- Author: Ed Stein
- Website: EdSteinInk.com
- Current status/schedule: Conclude daily strip; reruns
- Launch date: September 20, 2010
- End date: October 19, 2014
- Syndicate(s): United Features Syndicate
- Genre: Humor
- Preceded by: Denver Square
- Followed by: Sleeper Ave

= Freshly Squeezed (comic strip) =

American comic strip by Ed Stein

Freshly Squeezed was an American comic strip, written and illustrated by Ed Stein, also the cartoonist of Denver Square comic strip for the Rocky Mountain News. Freshly Squeezed began in 2010 — chronicling the life of an inter-generational family which has united after the economic collapse — and ended in October 2014.

== Publication history ==
The main inspiration for Stein to start Freshly Squeezed was the rising tide of multi-generational families. The comic was in a way a sequel to Denver Square (which ran from January 12, 1997, to May 21, 2008). Most of the characters were directly taken from that strip. However, Ed Stein has restyled them.

Freshly Squeezed was syndicated by United Features Syndicate. It started running on September 20, 2010, on the syndicate's website, Comics.com.

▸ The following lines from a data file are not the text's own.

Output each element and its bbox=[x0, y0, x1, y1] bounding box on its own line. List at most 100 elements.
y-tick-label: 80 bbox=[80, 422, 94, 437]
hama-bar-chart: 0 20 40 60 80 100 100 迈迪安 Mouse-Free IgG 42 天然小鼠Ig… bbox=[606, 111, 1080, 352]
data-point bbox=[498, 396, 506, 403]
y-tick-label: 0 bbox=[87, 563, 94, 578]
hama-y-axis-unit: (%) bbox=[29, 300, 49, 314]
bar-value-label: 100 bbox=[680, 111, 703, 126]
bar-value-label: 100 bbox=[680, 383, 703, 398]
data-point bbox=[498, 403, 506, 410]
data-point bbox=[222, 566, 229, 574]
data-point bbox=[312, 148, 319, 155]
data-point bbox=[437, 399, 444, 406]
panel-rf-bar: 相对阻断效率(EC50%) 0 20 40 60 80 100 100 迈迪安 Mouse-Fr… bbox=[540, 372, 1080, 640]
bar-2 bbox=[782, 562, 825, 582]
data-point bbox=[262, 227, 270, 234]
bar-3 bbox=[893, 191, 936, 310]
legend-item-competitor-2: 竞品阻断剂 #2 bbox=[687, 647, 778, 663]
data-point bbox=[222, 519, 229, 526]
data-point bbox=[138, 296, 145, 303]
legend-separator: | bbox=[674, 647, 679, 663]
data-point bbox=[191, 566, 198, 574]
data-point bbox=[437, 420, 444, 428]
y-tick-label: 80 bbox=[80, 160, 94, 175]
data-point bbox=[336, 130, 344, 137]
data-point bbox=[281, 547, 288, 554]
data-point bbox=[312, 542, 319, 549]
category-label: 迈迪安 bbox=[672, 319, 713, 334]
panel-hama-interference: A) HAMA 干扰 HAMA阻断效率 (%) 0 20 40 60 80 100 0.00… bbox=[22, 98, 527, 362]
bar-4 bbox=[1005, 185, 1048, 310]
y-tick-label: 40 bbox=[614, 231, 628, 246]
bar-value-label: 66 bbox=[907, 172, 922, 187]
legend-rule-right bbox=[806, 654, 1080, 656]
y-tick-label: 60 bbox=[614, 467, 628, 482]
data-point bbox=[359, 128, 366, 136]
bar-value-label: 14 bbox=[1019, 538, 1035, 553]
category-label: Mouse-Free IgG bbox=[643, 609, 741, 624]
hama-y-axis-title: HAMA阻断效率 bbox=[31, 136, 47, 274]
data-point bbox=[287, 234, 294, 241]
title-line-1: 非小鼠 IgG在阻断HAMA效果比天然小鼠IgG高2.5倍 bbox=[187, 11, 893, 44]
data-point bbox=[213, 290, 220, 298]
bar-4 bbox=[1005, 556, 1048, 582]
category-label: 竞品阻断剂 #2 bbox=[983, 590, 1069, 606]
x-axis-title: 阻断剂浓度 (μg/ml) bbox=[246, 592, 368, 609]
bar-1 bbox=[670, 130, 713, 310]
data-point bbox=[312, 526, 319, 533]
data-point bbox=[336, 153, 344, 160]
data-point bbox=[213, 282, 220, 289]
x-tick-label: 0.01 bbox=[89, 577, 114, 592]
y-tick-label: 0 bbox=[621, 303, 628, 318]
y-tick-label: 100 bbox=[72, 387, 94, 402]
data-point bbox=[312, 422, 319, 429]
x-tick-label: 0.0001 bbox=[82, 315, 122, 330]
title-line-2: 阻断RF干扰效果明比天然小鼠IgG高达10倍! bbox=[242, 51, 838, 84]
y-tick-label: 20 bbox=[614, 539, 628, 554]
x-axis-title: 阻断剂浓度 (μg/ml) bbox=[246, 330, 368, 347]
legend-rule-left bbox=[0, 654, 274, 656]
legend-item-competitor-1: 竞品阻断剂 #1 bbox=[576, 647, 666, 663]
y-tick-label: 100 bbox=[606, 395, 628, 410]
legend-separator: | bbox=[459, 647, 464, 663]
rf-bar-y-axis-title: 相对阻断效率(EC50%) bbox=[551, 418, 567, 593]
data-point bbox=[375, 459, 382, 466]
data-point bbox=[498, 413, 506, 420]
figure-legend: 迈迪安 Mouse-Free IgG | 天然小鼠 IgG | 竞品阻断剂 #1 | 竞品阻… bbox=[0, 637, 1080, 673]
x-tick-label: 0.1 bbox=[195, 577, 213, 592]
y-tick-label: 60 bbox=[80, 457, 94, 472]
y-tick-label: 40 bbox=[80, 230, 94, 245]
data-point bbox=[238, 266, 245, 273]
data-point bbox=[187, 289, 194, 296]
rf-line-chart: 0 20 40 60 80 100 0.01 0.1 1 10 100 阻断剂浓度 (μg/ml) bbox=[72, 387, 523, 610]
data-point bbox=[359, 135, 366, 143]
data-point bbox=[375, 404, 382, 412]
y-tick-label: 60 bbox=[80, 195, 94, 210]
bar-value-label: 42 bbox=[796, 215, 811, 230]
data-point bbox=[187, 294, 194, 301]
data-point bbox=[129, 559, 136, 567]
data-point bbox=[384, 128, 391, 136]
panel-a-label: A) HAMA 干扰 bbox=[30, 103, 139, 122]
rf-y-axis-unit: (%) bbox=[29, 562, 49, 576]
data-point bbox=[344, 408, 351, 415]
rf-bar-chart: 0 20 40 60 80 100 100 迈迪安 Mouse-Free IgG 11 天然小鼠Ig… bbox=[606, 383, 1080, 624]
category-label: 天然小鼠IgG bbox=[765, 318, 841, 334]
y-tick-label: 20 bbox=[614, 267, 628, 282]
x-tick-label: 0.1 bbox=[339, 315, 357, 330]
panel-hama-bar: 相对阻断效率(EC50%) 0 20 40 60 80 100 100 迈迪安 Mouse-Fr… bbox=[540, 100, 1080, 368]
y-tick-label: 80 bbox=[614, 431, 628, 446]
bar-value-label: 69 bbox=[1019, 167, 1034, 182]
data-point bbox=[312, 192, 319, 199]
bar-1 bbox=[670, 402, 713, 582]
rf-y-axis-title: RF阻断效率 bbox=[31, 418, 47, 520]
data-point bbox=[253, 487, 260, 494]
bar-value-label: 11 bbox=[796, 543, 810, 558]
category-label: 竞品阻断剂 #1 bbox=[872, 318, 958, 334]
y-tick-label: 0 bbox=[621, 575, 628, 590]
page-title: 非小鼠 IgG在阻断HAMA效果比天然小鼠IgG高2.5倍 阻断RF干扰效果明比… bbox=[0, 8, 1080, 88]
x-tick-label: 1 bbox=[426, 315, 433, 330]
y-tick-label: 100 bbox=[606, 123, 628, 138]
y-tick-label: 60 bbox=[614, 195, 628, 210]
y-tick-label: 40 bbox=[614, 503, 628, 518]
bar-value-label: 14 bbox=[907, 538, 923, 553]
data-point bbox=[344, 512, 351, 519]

On Sunday, October 19, 2014, Freshly Squeezed ended. "Well, I've decided to quit drawing Freshly Squeezed; after 36 years of meeting daily deadlines it's time to do something on my own schedule." noted Stein. He has now begun working on a new project called Sleeper Ave, while Freshly Squeezed continues in re-runs on GoComics.com.

== Story and characters ==
After the 2008 economic collapse, the number of multi-generational families was on the rise, with over 49 million Americans living in such families (as of 2008). Freshly Squeezed is relevant to this topic and on the humor exchanged between these inter-generational family members.

Liz and Sam are the main couple of this cartoon. Nate, is their pre-teen son who loves the fact that his grandparents are moving into his house. Sarah is the grandmother of Nate and the mother of Liz. She is described as strong willed woman who is never ready to accept that her daughter can do things rightly. Grandpa Irv is a Korean War veteran, who loves watching TV programs and spoiling his own grandson Nate.